От этого действа возникали странные ощущения. Все пространство просто трясло, как будто бы от пронизывающего холода: дрожал земляной холм, дрожали скалы, дрожал песок, дрожало все внутри. А потом все стало выворачиваться наизнанку, словно вспоротая на животе шкура бура[14 - Бур – животное. Среднее между бараном и козлом.], сворачиваясь в трубочку и обнажая внутренности.
Обнажились засыпанные песком туннели, отступила вода моря, демонстрируя скрытое под ней. Треснувшая скала осела, осыпаясь грудой каменных обломков, но не внутрь туннеля, а наружу, показывая то, что было сначала спрятано в ней, а потом разгромлено неизвестным оружием.
Треснул холм, на котором я притаилась. И если б не сплошное переплетение вросших в него и проросших насквозь корней, он бы просто рассыпался. Корни кустарника, тем не менее, треснули, орошая остатки земли, те, что им еще удавалось удержать вокруг себя, густым, бурым, ядовитым соком.
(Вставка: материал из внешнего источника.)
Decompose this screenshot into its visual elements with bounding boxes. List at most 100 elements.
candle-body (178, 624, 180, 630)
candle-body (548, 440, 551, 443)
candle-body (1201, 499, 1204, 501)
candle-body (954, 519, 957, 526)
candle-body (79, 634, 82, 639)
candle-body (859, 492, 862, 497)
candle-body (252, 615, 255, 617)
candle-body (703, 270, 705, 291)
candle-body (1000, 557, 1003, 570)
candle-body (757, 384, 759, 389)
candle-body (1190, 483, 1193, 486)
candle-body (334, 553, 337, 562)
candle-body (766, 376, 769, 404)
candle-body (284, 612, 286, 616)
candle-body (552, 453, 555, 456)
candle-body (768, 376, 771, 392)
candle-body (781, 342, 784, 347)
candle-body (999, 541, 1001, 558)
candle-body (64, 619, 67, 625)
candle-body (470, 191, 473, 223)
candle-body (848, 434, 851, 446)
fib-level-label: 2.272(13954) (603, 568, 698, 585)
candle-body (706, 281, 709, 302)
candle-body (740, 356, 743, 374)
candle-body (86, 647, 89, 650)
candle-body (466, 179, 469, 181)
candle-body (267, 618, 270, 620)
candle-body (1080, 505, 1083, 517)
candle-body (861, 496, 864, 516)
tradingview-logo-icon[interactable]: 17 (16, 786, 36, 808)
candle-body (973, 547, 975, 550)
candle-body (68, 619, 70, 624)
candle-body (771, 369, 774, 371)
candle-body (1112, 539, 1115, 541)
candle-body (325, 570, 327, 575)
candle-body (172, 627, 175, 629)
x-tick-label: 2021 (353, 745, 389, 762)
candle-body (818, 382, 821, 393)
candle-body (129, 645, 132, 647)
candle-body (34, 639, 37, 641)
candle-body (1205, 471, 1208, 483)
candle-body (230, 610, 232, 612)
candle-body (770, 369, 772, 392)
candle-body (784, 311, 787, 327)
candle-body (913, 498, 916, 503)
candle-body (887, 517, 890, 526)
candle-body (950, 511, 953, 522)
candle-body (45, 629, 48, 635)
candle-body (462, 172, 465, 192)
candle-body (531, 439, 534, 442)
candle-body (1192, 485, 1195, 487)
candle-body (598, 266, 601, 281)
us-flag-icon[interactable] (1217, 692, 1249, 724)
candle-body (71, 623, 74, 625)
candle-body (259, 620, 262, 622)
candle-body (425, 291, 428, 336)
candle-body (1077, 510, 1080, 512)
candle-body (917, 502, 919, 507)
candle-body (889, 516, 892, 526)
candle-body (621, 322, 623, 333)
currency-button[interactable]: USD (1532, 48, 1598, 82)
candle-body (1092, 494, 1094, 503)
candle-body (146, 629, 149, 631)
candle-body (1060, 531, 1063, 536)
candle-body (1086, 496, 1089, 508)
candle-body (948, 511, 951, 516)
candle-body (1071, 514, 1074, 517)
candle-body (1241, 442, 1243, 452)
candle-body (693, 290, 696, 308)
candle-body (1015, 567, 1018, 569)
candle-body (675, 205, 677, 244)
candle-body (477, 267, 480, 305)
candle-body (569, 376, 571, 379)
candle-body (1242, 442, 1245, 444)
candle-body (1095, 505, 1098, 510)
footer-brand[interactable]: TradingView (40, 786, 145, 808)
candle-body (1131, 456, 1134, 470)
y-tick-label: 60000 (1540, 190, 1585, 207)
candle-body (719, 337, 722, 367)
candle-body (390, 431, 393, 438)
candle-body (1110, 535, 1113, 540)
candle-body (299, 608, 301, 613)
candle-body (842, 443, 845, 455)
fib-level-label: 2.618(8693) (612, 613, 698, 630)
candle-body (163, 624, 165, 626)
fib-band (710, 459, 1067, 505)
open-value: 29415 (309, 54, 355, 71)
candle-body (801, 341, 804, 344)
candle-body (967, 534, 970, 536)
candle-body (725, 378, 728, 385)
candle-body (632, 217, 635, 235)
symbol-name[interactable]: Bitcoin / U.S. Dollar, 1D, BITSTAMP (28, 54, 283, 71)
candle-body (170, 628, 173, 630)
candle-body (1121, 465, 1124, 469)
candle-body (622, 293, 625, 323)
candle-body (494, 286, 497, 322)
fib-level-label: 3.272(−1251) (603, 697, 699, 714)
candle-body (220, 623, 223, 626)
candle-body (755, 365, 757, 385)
Я же, свернувшись калачиком на остатках холма, среди паутины острых корней, истекающих едким соком, пытаясь дышать как можно более редко и как можно менее глубоко, вытащила откуда-то из себя, словно из глубин клеток, из которых и состояла вся я, целиком и полностью, то, что можно было назвать энергетическим коконом. И закрылась в нем, будто птенец в яйце, пытаясь ни о чем не думать и ничего своего не чувствовать, лишь пропускать через себя то, что чувствовал и воспринимал окружающий меня Мир, не более. Лежала, пытаясь унять дрожь, перестать чувствовать страх, стараясь стать просто частью ландшафта. Его неживой частью.
Старалась. Очень старалась.
Поскольку что-то, гораздо более глубокое, чем обычная память, говорило мне, что если я учуяла этих… учуяла непонятно как, учуяла единственная из всего клана, то и они способны меня учуять. И потому надо сидеть тише вод озера долины[15 - Сидеть тише вод озера долины – сродни нашей «Тише воды, ниже травы».], экономя силы, если, конечно, я хочу попытаться выжить.
А выжить я хотела. Ведь как говорил мой двоюродный брат нам, мелкоте, столпившейся рядом с ним, сидящим у самого костра и важно попыхивающим деревянной трубкой, набитой табаком:
– Умирать надо тогда, когда ты способен забрать с собой в могилу всех своих врагов.
Он был совсем взрослым, мой брат. Ему было пятнадцать. Но вот чего я не могла в данный момент, так это прихватить с собой в яму всех врагов.
И потому, став не более разумной, чем земля на приютившем меня холме, приняв позу эмбриона, еле дыша, я ждала. Ведь…
– Все когда-нибудь заканчивается, так или иначе, рано или поздно. А холодные ветра обязательно сменятся теплыми, – так говорила мне мама, дуя на мою разбитую коленку.
И я ждала. Ждала, экономя силы и надеясь, что скоро пришедшим надоест громить все вокруг и что у меня хватит энергии этого дождаться. Иначе мои внутренности просто вывалятся наружу сквозь мою порвавшуюся шкурку. А это казалось мне очень обидным и совсем не справедливым. Хотя «казалось» не совсем верное слово в данной ситуации. Ничего мне в тот момент не казалось. В тот момент я просто старалась дышать как можно реже. И это было все, за чем я следила, пока звук взрывов не стих.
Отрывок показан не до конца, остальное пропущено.